Quali sono i sintomi dei noduli alla tiroide?

I noduli tiroidei sono spesso delle presenze silenziose, che vengono scoperte per puro caso; infatti, si parla di incidentalomi, ovvero di noduli identificati accidentalmente in occasione di consultazioni/esami di altra natura, come un ecocolordoppler dei vasi sovraortici o una risonanza magnetica della colonna vertebrale.

Qualora presenti, i sintomi comprendono:

  • Difficoltà di deglutizione e/o respirazione
  • Senso di costrizione al collo.

Più di rado, i noduli possono anche produrre un eccesso di ormoni tiroidei, determinando così quadri di ipertiroidismo con sintomi come tachicardia, perdita improvvisa di peso, aumento dell’appetito, ecc.

Noduli alla tiroide: quali esami fare per la diagnosi?

Il 5-10% circa dei noduli viene diagnosticato con la semplice ispezione e palpazione del collo.

Le tecnologie diagnostiche più moderne, in particolare l’ecografia tiroidea, hanno permesso negli ultimi anni di individuare un numero crescente di noduli, anche di dimensioni molto piccole, che sfuggirebbero alla palpazione. La gran parte dei noduli oggi individuati, tuttavia, non  sono rilevanti da un punto di vista clinico, motivo per cui bisognerebbe ricorrere all’ecografia solo in caso di sospette patologie tiroidee e non come strumento di screening generalizzato.

In base alle caratteristiche ecografiche, lo specialista endocrinologo saprà valutare quali noduli possano essere realmente a rischio di malignità e pertanto potrà eventualmente richiedere ad approfondimento un prelievo di cellule tramite agoaspirato, che sarà poi oggetto di analisi citologica al microscopio.

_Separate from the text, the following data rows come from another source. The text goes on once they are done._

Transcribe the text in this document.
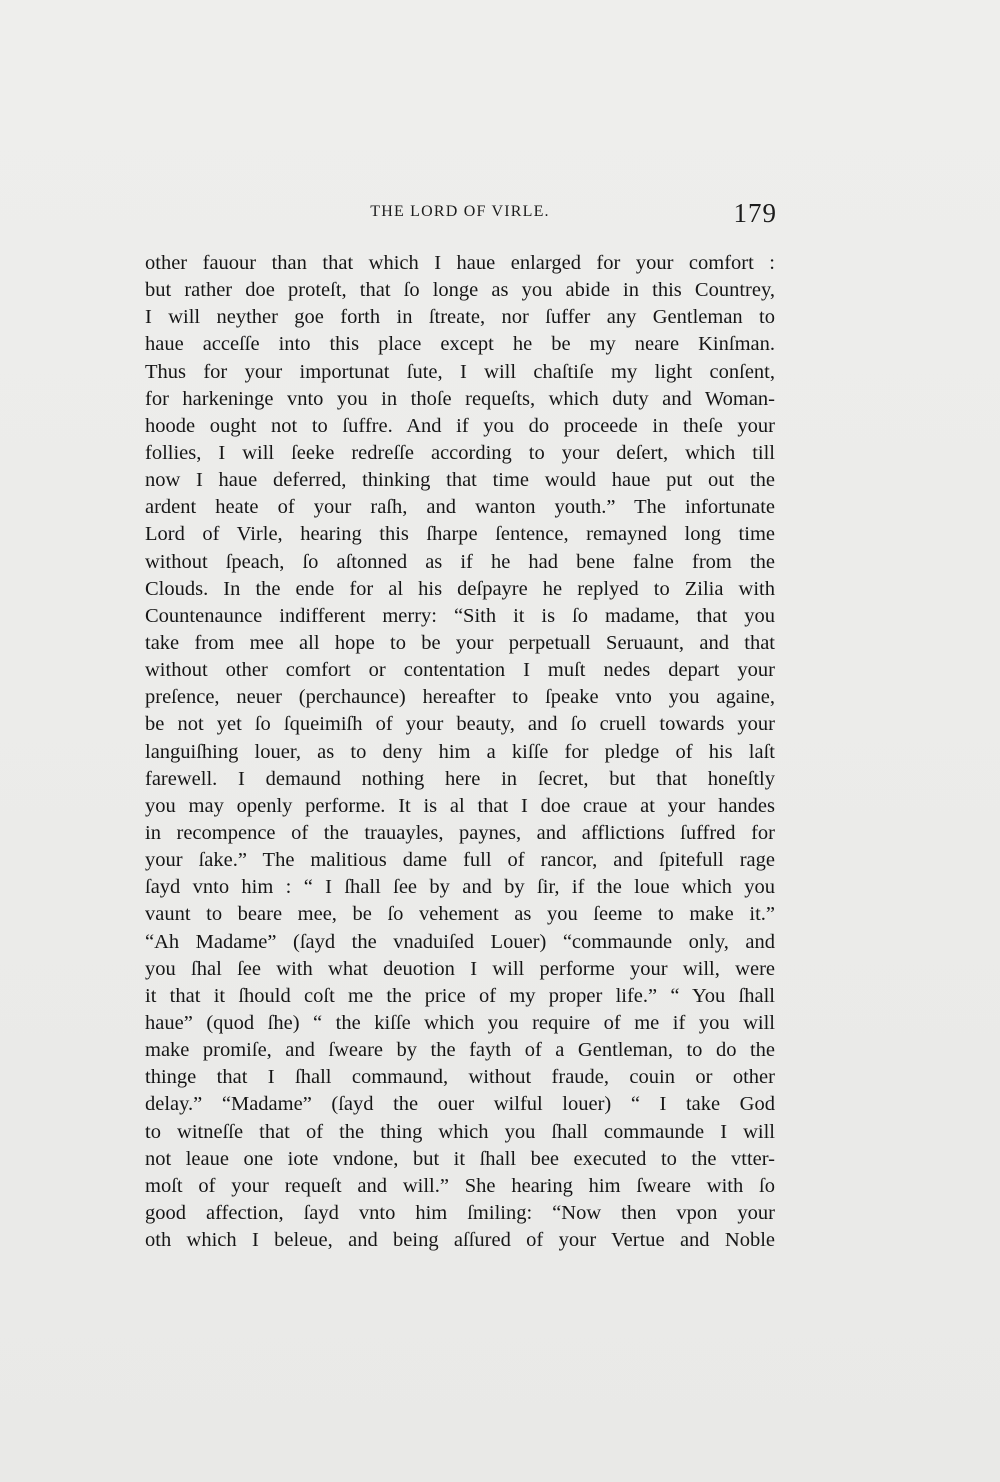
THE LORD OF VIRLE.	179
other fauour than that which I haue enlarged for your comfort :
but rather doe proteſt, that ſo longe as you abide in this Countrey,
I will neyther goe forth in ſtreate, nor ſuffer any Gentleman to
haue acceſſe into this place except he be my neare Kinſman.
Thus for your importunat ſute, I will chaſtiſe my light conſent,
for harkeninge vnto you in thoſe requeſts, which duty and Woman-
hoode ought not to ſuffre. And if you do proceede in theſe your
follies, I will ſeeke redreſſe according to your deſert, which till
now I haue deferred, thinking that time would haue put out the
ardent heate of your raſh, and wanton youth.” The infortunate
Lord of Virle, hearing this ſharpe ſentence, remayned long time
without ſpeach, ſo aſtonned as if he had bene falne from the
Clouds. In the ende for al his deſpayre he replyed to Zilia with
Countenaunce indifferent merry: “Sith it is ſo madame, that you
take from mee all hope to be your perpetuall Seruaunt, and that
without other comfort or contentation I muſt nedes depart your
preſence, neuer (perchaunce) hereafter to ſpeake vnto you againe,
be not yet ſo ſqueimiſh of your beauty, and ſo cruell towards your
languiſhing louer, as to deny him a kiſſe for pledge of his laſt
farewell. I demaund nothing here in ſecret, but that honeſtly
you may openly performe. It is al that I doe craue at your handes
in recompence of the trauayles, paynes, and afflictions ſuffred for
your ſake.” The malitious dame full of rancor, and ſpitefull rage
ſayd vnto him : “ I ſhall ſee by and by ſir, if the loue which you
vaunt to beare mee, be ſo vehement as you ſeeme to make it.”
“Ah Madame” (ſayd the vnaduiſed Louer) “commaunde only, and
you ſhal ſee with what deuotion I will performe your will, were
it that it ſhould coſt me the price of my proper life.” “ You ſhall
haue” (quod ſhe) “ the kiſſe which you require of me if you will
make promiſe, and ſweare by the fayth of a Gentleman, to do the
thinge that I ſhall commaund, without fraude, couin or other
delay.” “Madame” (ſayd the ouer wilful louer) “ I take God
to witneſſe that of the thing which you ſhall commaunde I will
not leaue one iote vndone, but it ſhall bee executed to the vtter-
moſt of your requeſt and will.” She hearing him ſweare with ſo
good affection, ſayd vnto him ſmiling: “Now then vpon your
oth which I beleue, and being aſſured of your Vertue and Noble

Noduli alla tiroide: come si curano?

Il trattamento differisce in base alla natura del nodulo stesso:

  • Nodulo sicuramente benignonon funzionante (ovvero non legato a ipertiroidismo) e di piccole dimensioni: in assenza di sintomi potrà essere consigliato anche solo un monitoraggio ecografico periodico.
  • Nodulo sicuramente benigno di dimensioni maggiori: in presenza di sintomi quali disfonia, disfagia, compressione o deviazione tracheale,  si potrà valutare con l’endocrinologo di riferimento un’eventuale soluzione chirurgica o altra terapia locale.
  • Nodulo iperfunzionante  (per definizione benigno e  associato a ipertiroidismo): si valuta se optare per la chirurgia o per il trattamento radiometabolico con iodio.
  • Nodulo con caratteristiche sospette per malignità: sarà da discutere con l’endocrinologo di riferimento l’eventuale asportazione chirurgica di una parte o dell’intera tiroide. Si privilegia un trattamento il più possibile personalizzato, basato sul rischio individuale, che permette di eseguire terapie meno invasive per i casi a prognosi buona, riservando quelle più complete alle forme più aggressive. Nel 90% dei casi la chirurgia porta a guarigione definitiva, talvolta in caso di forme invasive potrà essere associata la terapia radiometabolica.